Mukeri Tribe

Languages
- Urdu, Hindi, Bundelkhandi, Balochi, English, Bhojpuri, Angika

Religion
- Islam, Hanafi, Ashari, Sufism

Related ethnic groups
- Sheikh^{[disambiguation needed]}, Makrani, Balochi, Qureshi, Arab traders, Shaikh Banjara, Muqri, Barmaki, Siddiqui, Banjara (occupational parallel)

= Muker tribe =

Muslim community in India and Nepal

Mukeri, also known as Makrani, is a Muslim community and subcaste of the Sheikh caste primarily found in parts of India, Pakistan, and historically across the western Indian subcontinent. Traditionally, they have been associated with trade and transport, particularly in timber, grain, and cattle. The community traces its origins to Arab settlers, with a historical presence in the Makran region of present-day southern Balochistan, Iran, and Pakistan.
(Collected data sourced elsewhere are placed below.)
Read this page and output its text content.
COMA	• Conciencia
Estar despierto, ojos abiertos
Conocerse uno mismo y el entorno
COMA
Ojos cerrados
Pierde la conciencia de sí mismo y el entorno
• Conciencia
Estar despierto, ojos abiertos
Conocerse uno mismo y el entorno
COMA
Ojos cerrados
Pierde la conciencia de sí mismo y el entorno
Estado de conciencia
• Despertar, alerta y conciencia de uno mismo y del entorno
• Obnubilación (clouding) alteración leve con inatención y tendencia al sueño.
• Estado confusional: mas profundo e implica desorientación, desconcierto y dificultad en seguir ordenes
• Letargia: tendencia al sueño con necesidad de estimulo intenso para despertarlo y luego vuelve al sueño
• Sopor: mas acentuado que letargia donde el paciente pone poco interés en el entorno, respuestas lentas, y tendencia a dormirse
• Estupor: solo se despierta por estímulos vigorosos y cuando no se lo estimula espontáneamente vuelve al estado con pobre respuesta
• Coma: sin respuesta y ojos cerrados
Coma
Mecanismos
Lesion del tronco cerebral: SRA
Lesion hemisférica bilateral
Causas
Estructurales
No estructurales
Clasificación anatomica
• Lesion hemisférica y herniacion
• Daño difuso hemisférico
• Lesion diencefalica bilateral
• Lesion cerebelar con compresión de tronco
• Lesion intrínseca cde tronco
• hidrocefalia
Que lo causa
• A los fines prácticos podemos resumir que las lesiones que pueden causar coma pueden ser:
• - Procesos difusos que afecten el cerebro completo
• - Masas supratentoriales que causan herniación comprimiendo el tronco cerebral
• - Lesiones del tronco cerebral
== Etymology and Origin ==
Community traditions hold that the name Muker is derived from the Arabic word makeri, meaning “those who assisted in the construction of Mecca.” Early members were reportedly called Makkai, meaning residents of Mecca, which gradually evolved into Makeri and later Muker or Mukeri.

In U.P & Bihar, the Muker trace their ancestry to early Arab settlers who are said to have entered South Asia through the Makran region (present-day southern Iran and Pakistan). According to this tradition, they settled in Bihar during the Khilji dynasty in the 13th century CE. Also referred to as Makrani, their name gradually evolved into Muker.

The community divided into two main endogamous groups:

- Mukeri
- Shaikh Banjara

The Shaikh Banjara subgroup is further divided into:

- Makrani
- Muqri
- Barmaki
- Siddiqui
- Shaikh

Each subgroup maintains its own distinct oral tradition. For instance, the Makrani subgroup claims Baluch ancestry, tracing their roots to the Makran coast in Balochistan, a historically important region for Arab migrations into South Asia.

Despite their nomadic and trading lifestyle, the Muker are not genealogically related to other Indian nomadic tribes such as the Lambhani (Lamani) or Banjara. These groups have distinct ethnic and linguistic backgrounds, although they may have shared trade routes or similar occupations historically. The confusion may stem from the Muker's occupational overlap with mobile merchant groups, but they are regarded as a culturally and historically separate community.

== Language and Culture ==
The Muker generally speak Urdu, Hindi and English as their primary language, with regional dialects like Angika in Bihar. In Uttar Pradesh, many also speak Hindi, Bundelkhandi or local Bhojpuri dialects.

Religiously, the Muker are Sunni Muslims, observing mainstream Islamic practices and festivals, including Eid al-Fitr, Eid al-Adha, and Milad-un-Nabi, while also incorporating regional customs into life-cycle rituals such as weddings and funerals.

== Traditional Occupations ==
Historically, the Muker have been long-distance traders, particularly in:

- Timber and wood transport
- Cattle and livestock trade
- Grain trading
- Ox-cart and caravan transport

These occupations placed them within the network of Muslim merchant communities across northern and western India. In this context, they have maintained cultural and occupational ties with other trading castes such as the Qureshi, though they are distinct in origin.

=== Modern Developments ===
In recent decades, the Muker community has undergone significant socio-economic change. While they were historically known for their roles as long-distance traders and transporters of timber, grain, and livestock, many members of the community have now settled in urban areas across India.

With improved access to education and employment, a growing number of Mukers have entered professional fields such as:

- Medicine
- Law
- Engineering
- Business
- Information Technology (IT)

This shift reflects broader trends within Indian Muslim communities, where traditional caste- or occupation-based identities are increasingly intersecting with modern economic aspirations and urban migration.

== Notable people ==
- Akbar Ali Mikrani (Ali Akbar Mikrani) – A former Chief Justice of the Appellate Court of Nepal and a current member of the Supreme Court Bar Association of Nepal.
- Aashiq Ali Mikrani: A Madheshi movement martyr in Nepal
- Ruhi Naze Mikrani: A Nepali politician and member of the House of Representatives.
- Kadu Makrani (c. 1841–1887): A 19th-century revolutionary who resisted British rule in Kathiawar, Gujarat, and was known for his opposition to the British and support for the poor.
- Natiq Makrani: A 13th-century Baloch writer, mystic, and poet who wrote in Balochi and Persian.